Fiorenza Herrera Diaz
Fiorenza Herrera Diaz ’21

(Wilmington, N.C.). Herrera, a transfer student from Miami Dade College (MDC), hopes to pursue a doctorate in sociology and teach at an institution similar to MDC, where she can mentor and inspire students from first-generation, low-income backgrounds similar to hers.

“I will be prepared to navigate the doctoral process through the resources Mellon Mays provides, such as guided research, mentorship, and workshops,” says Herrera. “I hope to be the link that can help my students succeed and inspire them with my story so that they see themselves at institutions like Swarthmore. As these students advance their education, they will begin to take on careers in fields like academia where there is presently a lack of diversity.”


Sonia Linares
​Sonia Linares ’22

(Los Angeles, Calif). Linares is a double major in history and peace & conflict studies. Her primary research interests include analyzing the correlation between mass deportations of gang members in Los Angeles in the early 1990s and present-day gang violence in El Salvador. She hopes to center her research around how individual communities within El Salvador are combating gang violence through a restorative lens, in opposition to state-led punitive measures that continue to be taken in the country at large.

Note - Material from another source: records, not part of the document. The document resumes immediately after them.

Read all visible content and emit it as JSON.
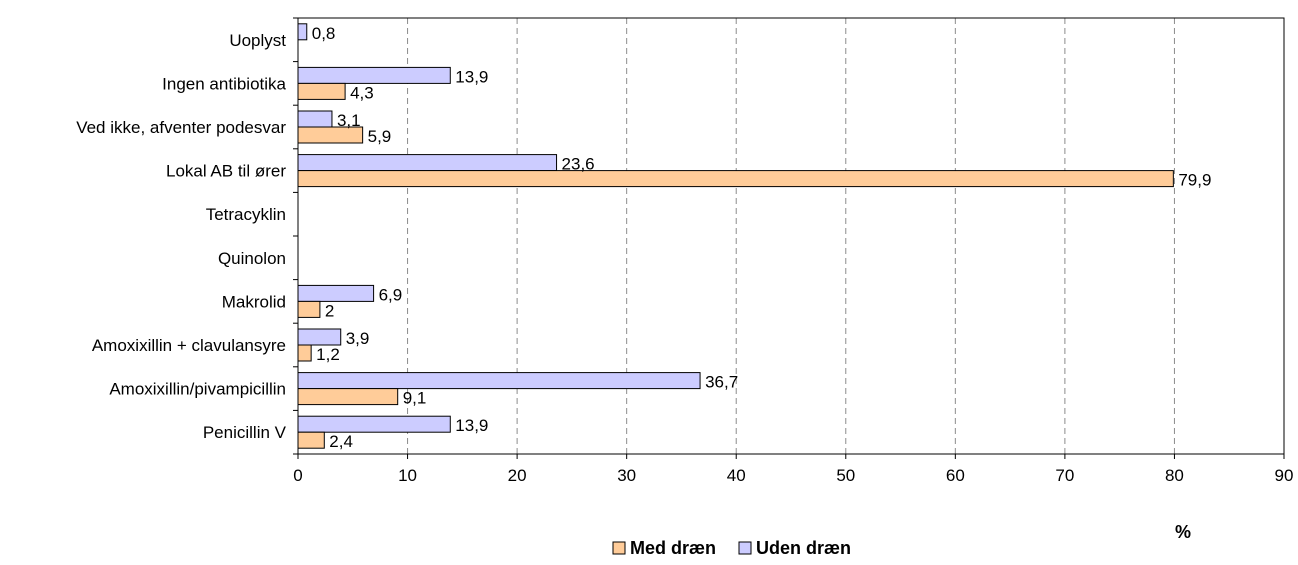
{
  "chart_data": {
    "type": "bar",
    "orientation": "horizontal",
    "categories": [
      "Penicillin V",
      "Amoxixillin/pivampicillin",
      "Amoxixillin + clavulansyre",
      "Makrolid",
      "Quinolon",
      "Tetracyklin",
      "Lokal AB til ører",
      "Ved ikke, afventer podesvar",
      "Ingen antibiotika",
      "Uoplyst"
    ],
    "series": [
      {
        "name": "Med dræn",
        "color": "#FFCC99",
        "values": [
          2.4,
          9.1,
          1.2,
          2,
          null,
          null,
          79.9,
          5.9,
          4.3,
          null
        ],
        "labels": [
          "2,4",
          "9,1",
          "1,2",
          "2",
          "",
          "",
          "79,9",
          "5,9",
          "4,3",
          ""
        ]
      },
      {
        "name": "Uden dræn",
        "color": "#CCCCFF",
        "values": [
          13.9,
          36.7,
          3.9,
          6.9,
          null,
          null,
          23.6,
          3.1,
          13.9,
          0.8
        ],
        "labels": [
          "13,9",
          "36,7",
          "3,9",
          "6,9",
          "",
          "",
          "23,6",
          "3,1",
          "13,9",
          "0,8"
        ]
      }
    ],
    "xlim": [
      0,
      90
    ],
    "x_ticks": [
      "0",
      "10",
      "20",
      "30",
      "40",
      "50",
      "60",
      "70",
      "80",
      "90"
    ],
    "xlabel": "%",
    "ylabel": "",
    "title": "",
    "grid": "vertical dashed",
    "legend_position": "bottom"
  }
}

“I look forward to working with mentors, engaging in critical conversations about research, and receiving feedback and support from mentors and peers on how to best tackle larger questions,” says Linares. “Upon graduating from Swarthmore, I hope to continue studying postwar violence and community engagement in El Salvador through an interdisciplinary program.”​​​​


Sierra Sweeney
Sierra Sweeney ’21

(Santa Fe, N.M.).  Sweeney, a double major in history and English literature, is interested in researching the historic and literary narratives of Indigenous and Hispanic women of the Southwest. Through this work, she hopes to bring greater attention to grassroots activism and the missing and murdered Indigenous women epidemic by highlighting women as key storytellers and leaders in their communities.

“This summer, I will be doing archival research and interviews with grassroots organizations run by and for Indigenous women,” says Sweeney. “Through my research and the works of Black and Indigenous theorists such as Saidiya Hartman and Sarah Deer, I hope to use this opportunity to show how contemporary Indigenous women are combating generational trauma and institutional inequalities.”


Murtaza Ukani
​Murtaza Ukani ’22

(Skokie, Ill.). Ukani is a double major in sociology & anthropology and peace & conflict studies who intends on concentrating in economic anthropology. His primary research interests include tracing transoceanic commercial, economic, and cultural exchanges in the Indian Ocean basin between the Swahili Coast, Arabian Peninsula, and western India.

“I am profoundly thankful to the professors who encouraged my pursuit of the fellowship and met my intellectual curiosities with open arms,” says Ukani. "Mellon Mays will be instrumental to my studies at Swarthmore and plans for graduate school. I find strength in knowing I will be surrounded by a community of engaged scholars who are invested in transforming academia.”